Aunque se entiende que la decisión es definitiva, seguramente los asesores jurídicos del municipio de Puerto Colombia estarán buscando maniobras legales para revertirla o aplazarla. No es para menos. Se ha informado que, debido a este nuevo escenario, el recaudo tributario del municipio—fundamentalmente asociado al impuesto predial y al de industria y comercio—se reduciría aproximadamente en un 55%. Nadie se sorprendería si aparecen nuevas dilaciones.
Independientemente de las consecuencias que deberán asumir las entidades involucradas, lo verdaderamente escandaloso es que la disputa haya tomado dieciséis años para resolverse. En ese tiempo se pueden celebrar cuatro mundiales de fútbol y vivir (¿o sufrir?) cuatro periodos presidenciales. Imagínense eso.
Cuando un proceso jurídico se prolonga en exceso, sus efectos negativos trascienden a los directamente involucrados. La primera gran consecuencia es la pérdida de confianza en la justicia, pues un sistema judicial que tarda tanto en resolver controversias fundamentales demuestra ineficiencia y falta de capacidad para garantizar derechos de manera oportuna. En este caso, para el Estado significa destinar recursos humanos y financieros durante más de tres lustros en un mismo asunto, mientras que para los ciudadanos implica una posible pérdida de oportunidades e incluso daños patrimoniales.

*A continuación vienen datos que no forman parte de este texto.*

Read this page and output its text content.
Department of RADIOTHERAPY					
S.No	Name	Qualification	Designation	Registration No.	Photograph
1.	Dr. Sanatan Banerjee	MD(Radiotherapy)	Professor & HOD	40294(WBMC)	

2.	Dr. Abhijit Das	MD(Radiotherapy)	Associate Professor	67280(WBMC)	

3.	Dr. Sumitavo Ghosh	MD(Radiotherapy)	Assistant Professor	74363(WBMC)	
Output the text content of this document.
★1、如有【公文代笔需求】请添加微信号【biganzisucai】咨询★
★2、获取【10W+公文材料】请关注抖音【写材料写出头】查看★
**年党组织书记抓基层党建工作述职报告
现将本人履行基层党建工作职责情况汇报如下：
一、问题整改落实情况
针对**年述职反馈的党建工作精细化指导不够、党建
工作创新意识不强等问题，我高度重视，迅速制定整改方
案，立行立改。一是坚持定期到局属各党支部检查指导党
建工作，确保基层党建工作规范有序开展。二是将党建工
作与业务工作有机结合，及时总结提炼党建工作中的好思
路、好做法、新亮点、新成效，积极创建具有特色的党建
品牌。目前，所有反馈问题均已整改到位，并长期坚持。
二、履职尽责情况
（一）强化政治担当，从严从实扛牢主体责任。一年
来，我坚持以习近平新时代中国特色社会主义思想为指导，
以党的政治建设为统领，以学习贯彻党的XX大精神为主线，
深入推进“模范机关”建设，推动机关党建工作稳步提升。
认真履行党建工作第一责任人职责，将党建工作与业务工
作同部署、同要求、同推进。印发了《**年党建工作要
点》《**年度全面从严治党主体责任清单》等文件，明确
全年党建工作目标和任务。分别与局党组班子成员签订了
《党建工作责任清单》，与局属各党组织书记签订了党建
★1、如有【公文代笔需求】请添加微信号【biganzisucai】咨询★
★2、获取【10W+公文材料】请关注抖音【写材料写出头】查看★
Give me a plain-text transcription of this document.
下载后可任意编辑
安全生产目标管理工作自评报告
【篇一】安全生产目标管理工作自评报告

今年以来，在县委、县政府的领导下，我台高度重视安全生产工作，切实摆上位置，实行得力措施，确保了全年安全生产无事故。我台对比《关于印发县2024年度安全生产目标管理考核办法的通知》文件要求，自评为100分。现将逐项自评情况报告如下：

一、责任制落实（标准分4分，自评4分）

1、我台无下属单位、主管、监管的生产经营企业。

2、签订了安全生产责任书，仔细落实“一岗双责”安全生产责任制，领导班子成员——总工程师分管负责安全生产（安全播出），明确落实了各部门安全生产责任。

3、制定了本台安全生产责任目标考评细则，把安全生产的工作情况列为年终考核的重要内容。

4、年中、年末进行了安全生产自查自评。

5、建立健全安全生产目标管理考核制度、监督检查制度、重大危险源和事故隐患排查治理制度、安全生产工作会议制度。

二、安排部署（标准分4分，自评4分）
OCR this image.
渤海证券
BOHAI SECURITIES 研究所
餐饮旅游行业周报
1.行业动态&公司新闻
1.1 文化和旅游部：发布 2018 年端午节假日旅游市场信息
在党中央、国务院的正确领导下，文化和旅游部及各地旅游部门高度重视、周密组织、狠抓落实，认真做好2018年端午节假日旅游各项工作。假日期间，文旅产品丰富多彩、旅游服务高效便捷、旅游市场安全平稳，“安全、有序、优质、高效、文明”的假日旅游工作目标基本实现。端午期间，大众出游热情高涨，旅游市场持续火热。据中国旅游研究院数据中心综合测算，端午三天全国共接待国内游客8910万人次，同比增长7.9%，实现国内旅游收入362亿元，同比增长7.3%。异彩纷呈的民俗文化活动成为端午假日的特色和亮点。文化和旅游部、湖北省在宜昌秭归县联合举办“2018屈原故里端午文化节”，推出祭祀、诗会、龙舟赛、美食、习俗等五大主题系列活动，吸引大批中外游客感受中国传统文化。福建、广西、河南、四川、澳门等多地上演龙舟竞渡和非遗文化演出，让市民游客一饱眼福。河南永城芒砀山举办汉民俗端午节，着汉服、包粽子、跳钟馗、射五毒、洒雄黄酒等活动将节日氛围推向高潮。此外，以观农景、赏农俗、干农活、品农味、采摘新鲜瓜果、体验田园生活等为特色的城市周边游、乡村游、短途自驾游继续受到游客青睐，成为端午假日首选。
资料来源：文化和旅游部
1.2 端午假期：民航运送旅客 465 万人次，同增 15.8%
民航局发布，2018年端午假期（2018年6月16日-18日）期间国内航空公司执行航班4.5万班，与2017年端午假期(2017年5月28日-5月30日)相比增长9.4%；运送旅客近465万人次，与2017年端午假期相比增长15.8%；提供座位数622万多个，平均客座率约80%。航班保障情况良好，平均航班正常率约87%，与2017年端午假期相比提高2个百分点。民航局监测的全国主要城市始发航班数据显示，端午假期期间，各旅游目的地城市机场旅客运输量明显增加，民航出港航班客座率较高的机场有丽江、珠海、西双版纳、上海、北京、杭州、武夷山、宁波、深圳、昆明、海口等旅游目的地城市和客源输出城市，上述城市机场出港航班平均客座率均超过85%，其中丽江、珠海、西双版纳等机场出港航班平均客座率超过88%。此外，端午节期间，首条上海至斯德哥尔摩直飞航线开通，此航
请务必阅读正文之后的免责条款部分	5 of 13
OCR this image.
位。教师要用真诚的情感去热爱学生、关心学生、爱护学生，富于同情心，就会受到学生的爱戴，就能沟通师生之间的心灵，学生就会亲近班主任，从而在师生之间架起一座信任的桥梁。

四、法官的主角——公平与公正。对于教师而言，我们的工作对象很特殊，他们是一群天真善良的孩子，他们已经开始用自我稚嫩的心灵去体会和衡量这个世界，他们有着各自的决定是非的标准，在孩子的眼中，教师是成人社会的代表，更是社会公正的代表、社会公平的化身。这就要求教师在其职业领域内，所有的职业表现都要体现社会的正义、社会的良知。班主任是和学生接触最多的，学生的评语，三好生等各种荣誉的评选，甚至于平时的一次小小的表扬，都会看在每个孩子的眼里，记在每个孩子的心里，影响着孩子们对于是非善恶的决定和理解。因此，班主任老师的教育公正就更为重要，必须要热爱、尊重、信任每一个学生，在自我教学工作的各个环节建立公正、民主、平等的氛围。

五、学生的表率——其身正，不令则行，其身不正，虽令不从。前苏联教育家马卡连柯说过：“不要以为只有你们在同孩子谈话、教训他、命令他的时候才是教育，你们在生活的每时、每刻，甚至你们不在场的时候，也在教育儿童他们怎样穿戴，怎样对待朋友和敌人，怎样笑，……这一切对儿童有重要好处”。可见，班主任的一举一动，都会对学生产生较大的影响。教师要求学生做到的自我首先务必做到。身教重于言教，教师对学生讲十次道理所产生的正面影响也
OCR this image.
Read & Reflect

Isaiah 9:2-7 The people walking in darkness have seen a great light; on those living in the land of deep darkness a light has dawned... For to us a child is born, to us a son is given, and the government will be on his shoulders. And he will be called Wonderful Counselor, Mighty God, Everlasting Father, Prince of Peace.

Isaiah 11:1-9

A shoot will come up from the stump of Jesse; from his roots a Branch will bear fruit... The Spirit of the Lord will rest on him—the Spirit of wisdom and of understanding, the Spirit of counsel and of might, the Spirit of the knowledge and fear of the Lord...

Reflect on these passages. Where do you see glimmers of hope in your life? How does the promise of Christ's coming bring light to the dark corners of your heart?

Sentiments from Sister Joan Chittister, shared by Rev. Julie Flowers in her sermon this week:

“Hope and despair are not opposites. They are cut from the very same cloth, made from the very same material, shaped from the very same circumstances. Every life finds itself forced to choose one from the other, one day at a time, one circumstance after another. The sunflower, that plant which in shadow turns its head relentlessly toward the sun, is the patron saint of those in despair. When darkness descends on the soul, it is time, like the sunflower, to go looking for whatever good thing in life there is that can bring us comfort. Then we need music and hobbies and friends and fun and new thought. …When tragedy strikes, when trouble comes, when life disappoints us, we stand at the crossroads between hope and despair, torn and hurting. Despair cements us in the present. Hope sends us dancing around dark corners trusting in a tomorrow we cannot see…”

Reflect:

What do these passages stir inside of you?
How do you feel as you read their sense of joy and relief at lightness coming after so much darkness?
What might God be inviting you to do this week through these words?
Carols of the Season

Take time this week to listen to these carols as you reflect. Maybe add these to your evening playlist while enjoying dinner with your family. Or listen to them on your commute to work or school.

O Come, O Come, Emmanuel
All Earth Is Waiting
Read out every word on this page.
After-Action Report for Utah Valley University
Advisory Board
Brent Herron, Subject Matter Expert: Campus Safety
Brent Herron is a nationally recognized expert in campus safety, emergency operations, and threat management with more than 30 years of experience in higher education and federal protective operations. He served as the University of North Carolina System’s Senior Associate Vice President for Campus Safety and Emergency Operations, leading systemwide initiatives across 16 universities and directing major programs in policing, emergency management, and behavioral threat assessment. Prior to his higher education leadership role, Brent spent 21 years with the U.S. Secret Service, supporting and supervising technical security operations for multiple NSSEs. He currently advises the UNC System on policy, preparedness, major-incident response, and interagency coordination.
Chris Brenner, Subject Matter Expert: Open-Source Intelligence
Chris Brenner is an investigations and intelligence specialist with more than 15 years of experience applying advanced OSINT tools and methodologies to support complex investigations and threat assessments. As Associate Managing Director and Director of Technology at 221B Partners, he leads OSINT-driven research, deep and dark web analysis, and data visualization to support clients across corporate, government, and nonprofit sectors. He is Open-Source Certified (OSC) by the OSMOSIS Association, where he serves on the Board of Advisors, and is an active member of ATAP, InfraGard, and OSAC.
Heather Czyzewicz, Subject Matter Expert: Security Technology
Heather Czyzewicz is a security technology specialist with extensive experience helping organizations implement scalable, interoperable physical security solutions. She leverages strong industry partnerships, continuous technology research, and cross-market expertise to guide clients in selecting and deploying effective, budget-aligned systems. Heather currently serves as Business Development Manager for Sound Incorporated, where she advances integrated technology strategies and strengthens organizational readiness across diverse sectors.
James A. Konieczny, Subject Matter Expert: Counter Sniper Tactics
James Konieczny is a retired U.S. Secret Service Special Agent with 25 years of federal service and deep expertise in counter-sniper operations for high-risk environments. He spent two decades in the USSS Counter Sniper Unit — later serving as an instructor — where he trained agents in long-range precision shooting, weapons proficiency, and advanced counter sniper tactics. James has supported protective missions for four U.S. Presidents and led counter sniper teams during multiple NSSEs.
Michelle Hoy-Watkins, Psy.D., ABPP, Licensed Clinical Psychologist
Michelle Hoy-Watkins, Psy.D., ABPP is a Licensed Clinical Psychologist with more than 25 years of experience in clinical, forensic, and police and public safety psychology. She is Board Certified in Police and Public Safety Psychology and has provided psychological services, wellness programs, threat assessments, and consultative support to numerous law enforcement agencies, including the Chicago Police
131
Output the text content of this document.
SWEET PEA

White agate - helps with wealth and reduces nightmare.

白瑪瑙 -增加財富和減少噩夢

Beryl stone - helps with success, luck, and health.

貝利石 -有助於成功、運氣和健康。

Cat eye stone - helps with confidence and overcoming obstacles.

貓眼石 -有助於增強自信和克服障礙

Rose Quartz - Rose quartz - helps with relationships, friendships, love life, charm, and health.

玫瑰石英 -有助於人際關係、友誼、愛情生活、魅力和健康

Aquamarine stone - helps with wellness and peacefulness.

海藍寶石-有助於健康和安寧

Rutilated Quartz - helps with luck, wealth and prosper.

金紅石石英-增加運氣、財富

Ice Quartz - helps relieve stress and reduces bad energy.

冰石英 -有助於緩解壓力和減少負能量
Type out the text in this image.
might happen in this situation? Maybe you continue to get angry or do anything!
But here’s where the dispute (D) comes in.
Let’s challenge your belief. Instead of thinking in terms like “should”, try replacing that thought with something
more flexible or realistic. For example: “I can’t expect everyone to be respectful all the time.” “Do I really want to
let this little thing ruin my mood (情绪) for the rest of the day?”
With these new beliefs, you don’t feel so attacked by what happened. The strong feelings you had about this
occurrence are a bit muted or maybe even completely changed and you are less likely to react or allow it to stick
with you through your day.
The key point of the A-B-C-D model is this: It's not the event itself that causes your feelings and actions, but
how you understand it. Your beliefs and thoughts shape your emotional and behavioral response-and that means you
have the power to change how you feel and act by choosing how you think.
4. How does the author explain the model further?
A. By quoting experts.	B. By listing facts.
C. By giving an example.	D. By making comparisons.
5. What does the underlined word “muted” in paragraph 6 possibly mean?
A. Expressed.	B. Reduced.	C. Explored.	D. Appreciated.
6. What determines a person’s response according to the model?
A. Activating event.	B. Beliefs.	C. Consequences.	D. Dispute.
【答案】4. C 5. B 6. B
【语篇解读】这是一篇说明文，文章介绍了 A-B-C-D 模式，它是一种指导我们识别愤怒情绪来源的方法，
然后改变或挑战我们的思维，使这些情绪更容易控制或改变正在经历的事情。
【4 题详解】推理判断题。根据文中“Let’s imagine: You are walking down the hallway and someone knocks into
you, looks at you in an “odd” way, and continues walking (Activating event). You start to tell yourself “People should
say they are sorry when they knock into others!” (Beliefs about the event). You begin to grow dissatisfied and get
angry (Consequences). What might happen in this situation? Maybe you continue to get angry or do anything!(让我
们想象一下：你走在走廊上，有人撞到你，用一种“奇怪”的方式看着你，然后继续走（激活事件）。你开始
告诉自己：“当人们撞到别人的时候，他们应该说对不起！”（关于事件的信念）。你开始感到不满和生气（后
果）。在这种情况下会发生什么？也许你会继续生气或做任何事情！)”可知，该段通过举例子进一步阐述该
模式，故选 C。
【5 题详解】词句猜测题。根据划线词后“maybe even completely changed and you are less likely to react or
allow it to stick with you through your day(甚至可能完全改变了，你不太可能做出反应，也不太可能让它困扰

La tardanza en la resolución de conflictos solo beneficia a quienes buscan dilatar las decisiones en favor de sus propios intereses, ya sean políticos o económicos. Desde los tiempos de Séneca lo sabemos: «Nada se parece tanto a la injusticia como la justicia tardía». O, mejor dicho, una justicia que tarda es una justicia que no cumple su función, y su lentitud refuerza la desigualdad y la percepción de impunidad. Un problema gravísimo, sobre el cual quizá se sustentan buena parte de los conflictos cotidianos que sufrimos en este país.